Technical Deep Dives
What libp2p improvements has Shurli adopted?
Shurli uses go-libp2p v0.47.0. Several improvements have shipped since then that would meaningfully improve performance, security, and reliability.
AutoNAT v2 (go-libp2p v0.41.1+)
The old AutoNAT tested “is my node reachable?” as a binary yes/no. v2 tests individual addresses:
| AutoNAT v1 | AutoNAT v2 | |
|---|---|---|
| Tests | Whole node reachability | Each address independently |
| Verification | Trust the dialer’s claim | Nonce-based proof (dial-back) |
| Amplification risk | Yes (could be spoofed) | No (client must transfer 30-100KB first) |
| IPv4/IPv6 | Can’t distinguish | Tests each separately |
A Shurli node could know “IPv4 is behind NAT but IPv6 is public” and make smarter connection decisions.

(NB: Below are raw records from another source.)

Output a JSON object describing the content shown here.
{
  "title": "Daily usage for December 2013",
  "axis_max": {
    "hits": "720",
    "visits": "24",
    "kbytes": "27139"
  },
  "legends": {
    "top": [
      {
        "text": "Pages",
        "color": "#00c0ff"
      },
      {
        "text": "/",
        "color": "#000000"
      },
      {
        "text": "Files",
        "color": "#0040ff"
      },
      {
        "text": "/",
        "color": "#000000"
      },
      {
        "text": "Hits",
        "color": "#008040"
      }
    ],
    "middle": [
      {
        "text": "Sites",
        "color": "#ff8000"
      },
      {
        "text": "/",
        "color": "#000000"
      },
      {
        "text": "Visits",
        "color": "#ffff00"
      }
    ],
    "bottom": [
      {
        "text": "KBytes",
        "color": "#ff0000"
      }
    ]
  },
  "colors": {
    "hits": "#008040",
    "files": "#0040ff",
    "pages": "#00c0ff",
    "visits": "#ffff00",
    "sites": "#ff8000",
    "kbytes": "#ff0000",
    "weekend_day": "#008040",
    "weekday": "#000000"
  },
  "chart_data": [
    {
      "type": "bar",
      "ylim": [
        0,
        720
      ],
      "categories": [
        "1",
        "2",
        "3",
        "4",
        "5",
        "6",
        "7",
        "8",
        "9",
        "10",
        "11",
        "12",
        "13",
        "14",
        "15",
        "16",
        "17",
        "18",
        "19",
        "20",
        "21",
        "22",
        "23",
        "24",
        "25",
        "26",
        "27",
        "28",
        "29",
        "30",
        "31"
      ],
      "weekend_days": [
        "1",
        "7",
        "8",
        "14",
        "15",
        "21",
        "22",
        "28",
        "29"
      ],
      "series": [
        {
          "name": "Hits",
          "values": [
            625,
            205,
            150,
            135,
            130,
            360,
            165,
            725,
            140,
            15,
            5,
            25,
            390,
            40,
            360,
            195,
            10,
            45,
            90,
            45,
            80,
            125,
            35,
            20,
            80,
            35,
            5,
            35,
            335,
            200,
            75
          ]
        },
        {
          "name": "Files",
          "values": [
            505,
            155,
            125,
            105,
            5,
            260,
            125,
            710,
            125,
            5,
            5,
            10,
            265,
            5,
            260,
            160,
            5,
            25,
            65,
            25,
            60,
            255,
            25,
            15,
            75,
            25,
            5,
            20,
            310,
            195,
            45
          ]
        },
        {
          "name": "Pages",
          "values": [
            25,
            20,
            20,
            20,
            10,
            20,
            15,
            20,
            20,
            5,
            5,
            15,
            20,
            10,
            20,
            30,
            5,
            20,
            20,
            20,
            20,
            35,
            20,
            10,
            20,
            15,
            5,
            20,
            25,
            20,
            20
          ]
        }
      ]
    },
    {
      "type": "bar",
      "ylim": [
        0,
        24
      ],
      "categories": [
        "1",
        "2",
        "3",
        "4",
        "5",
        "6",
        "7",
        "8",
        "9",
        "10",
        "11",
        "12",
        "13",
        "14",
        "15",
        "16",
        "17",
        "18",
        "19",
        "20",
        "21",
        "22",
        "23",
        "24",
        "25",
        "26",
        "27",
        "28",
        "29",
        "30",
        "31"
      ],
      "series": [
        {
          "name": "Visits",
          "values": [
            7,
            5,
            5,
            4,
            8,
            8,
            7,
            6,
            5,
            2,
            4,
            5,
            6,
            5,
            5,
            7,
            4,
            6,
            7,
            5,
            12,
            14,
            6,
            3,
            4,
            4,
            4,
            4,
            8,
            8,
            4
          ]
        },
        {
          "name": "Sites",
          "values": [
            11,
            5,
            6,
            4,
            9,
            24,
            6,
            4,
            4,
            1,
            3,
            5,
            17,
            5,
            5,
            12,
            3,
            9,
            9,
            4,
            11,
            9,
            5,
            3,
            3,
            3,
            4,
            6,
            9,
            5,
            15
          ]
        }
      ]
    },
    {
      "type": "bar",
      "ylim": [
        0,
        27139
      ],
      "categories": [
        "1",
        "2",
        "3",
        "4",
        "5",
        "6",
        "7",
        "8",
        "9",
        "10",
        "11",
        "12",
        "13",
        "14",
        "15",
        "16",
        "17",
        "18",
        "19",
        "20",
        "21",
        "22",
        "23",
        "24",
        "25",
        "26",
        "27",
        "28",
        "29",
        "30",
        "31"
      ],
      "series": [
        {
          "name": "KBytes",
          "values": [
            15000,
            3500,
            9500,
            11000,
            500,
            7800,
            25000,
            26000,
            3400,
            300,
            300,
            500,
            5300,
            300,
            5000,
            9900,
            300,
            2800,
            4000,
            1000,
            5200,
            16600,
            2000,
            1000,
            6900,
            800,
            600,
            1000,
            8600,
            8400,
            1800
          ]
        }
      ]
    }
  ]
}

Source: AutoNAT v2 Specification
Smart Dialing (go-libp2p v0.28.0+)
Old behavior: dial all peer addresses in parallel, abort on first success. Wasteful and creates network churn.
New behavior: ranks addresses intelligently, prioritizes QUIC over TCP, dials sequentially with fast failover. When a peer has both relay and direct addresses, smart dialing tries the direct path first.
Resource Manager
DAG-based resource constraints at system, protocol, and per-peer levels. This is the proper replacement for Shurli’s WithInfiniteLimits():
- Per-peer connection and stream limits
- Per-peer bandwidth caps
- Memory and file descriptor budgets
- Rate limiting (1 connection per 5s per IP, 16-burst default)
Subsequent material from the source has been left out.